Ukrainian President Volodymyr Zelenskyy said that roughly 40% of Ukraine's weapons now come from domestic sources — an impressive figure for a country under attack.

Klain said that Ukraine is also becoming more than just the frontline of Europe's defense.

"Far from being a recipient of assistance, Ukraine is a value-add," he told BI. "There is no more experienced army in resisting Russian aggression today, and its defense industry is increasingly tailored to the scale and specialties required for defending Europe."

Ukrainian defense startups like TenCore — founded in early 2024 with five employees — highlight this shift. With 175 employees and projecting $80 million in revenue this year, the company has delivered more than 2,000 battlefield systems and turned down acquisition offers to remain independent.

Western militaries are taking notice.

Ukraine's innovative use of drones and other AI-enabled autonomous systems has "revolutionized the role these technologies play in modern warfare — from logistics to long-range strikes," Lauren Speranza, a fellow at the Center for European Policy Analysis, told BI.

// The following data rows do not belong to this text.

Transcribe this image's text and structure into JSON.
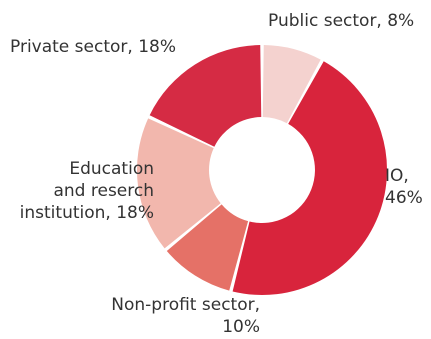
{
  "chart_data": {
    "type": "pie",
    "variant": "donut",
    "title": "",
    "slices": [
      {
        "key": "public",
        "label": "Public sector, 8%",
        "value": 8,
        "color": "#f4d2cf"
      },
      {
        "key": "io",
        "label": "IO,\n46%",
        "value": 46,
        "color": "#d8243c"
      },
      {
        "key": "nonprofit",
        "label": "Non-profit sector,\n10%",
        "value": 10,
        "color": "#e57167"
      },
      {
        "key": "education",
        "label": "Education\nand reserch\ninstitution, 18%",
        "value": 18,
        "color": "#f2b7ad"
      },
      {
        "key": "private",
        "label": "Private sector, 18%",
        "value": 18,
        "color": "#d52b44"
      }
    ],
    "legend": "none",
    "start_angle_deg": 0,
    "direction": "clockwise"
  }
}
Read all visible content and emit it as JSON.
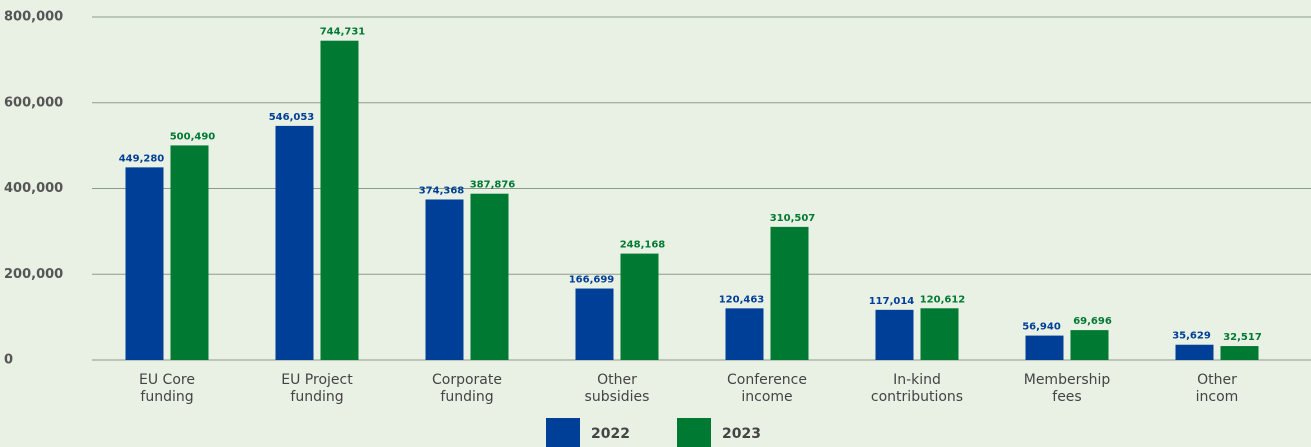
{
  "chart_data": {
    "type": "bar",
    "categories": [
      "EU Core\nfunding",
      "EU Project\nfunding",
      "Corporate\nfunding",
      "Other\nsubsidies",
      "Conference\nincome",
      "In-kind\ncontributions",
      "Membership\nfees",
      "Other\nincom"
    ],
    "series": [
      {
        "name": "2022",
        "color": "#003f98",
        "values": [
          449280,
          546053,
          374368,
          166699,
          120463,
          117014,
          56940,
          35629
        ],
        "value_labels": [
          "449,280",
          "546,053",
          "374,368",
          "166,699",
          "120,463",
          "117,014",
          "56,940",
          "35,629"
        ]
      },
      {
        "name": "2023",
        "color": "#007a33",
        "values": [
          500490,
          744731,
          387876,
          248168,
          310507,
          120612,
          69696,
          32517
        ],
        "value_labels": [
          "500,490",
          "744,731",
          "387,876",
          "248,168",
          "310,507",
          "120,612",
          "69,696",
          "32,517"
        ]
      }
    ],
    "ylim": [
      0,
      800000
    ],
    "yticks": [
      0,
      {
        "value": 200000,
        "label": "200,000"
      },
      {
        "value": 400000,
        "label": "400,000"
      },
      {
        "value": 600000,
        "label": "600,000"
      },
      {
        "value": 800000,
        "label": "800,000"
      }
    ],
    "grid": true,
    "legend": "bottom"
  }
}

"Modern war between peer competitors is clearly a war of defense industrial bases as much as of men and maneuver," added Harding. "A country that cannot adapt to developments on the battlefield and sustain the warfighters is sure to lose."

Even so, military experts caution against wholesale replication in the West.

"Western militaries can't over-index on what Ukraine is doing in terms of specific systems because the conditions are unique," Hudson Institute's Clark said.

However, he added that leveraging militarily relevant commercial technology "will be essential for gaining an advantage in the 21st century."

Lessons may also extend to how future wars are conceptualized.

"Ukraine has effectively replaced artillery with drones for entrenched warfare," said Michael O'Hanlon, director of research in foreign policy at the Brookings Institution.

"That doesn't change everything about modern combat, but it changes a lot," he added, "and points the way to future close-in fights where drone swarms may dominate."

Still, Ukraine's ability to scale remains limited by one major factor: money. With a $12 billion defense budget, officials estimate that the country's production capacity is a third of its true potential.

Kyiv is now pushing to attract more Western investment and is eyeing initiatives like the EU's proposed SAFE project — a $150 billion fund designed to strengthen European defense manufacturing.

"Ukraine is integral in any future European security architecture," Klain said. "It has genuine lessons to offer as we all figure out how to revitalize defense industries that just aren't up to the needs of modern warfare."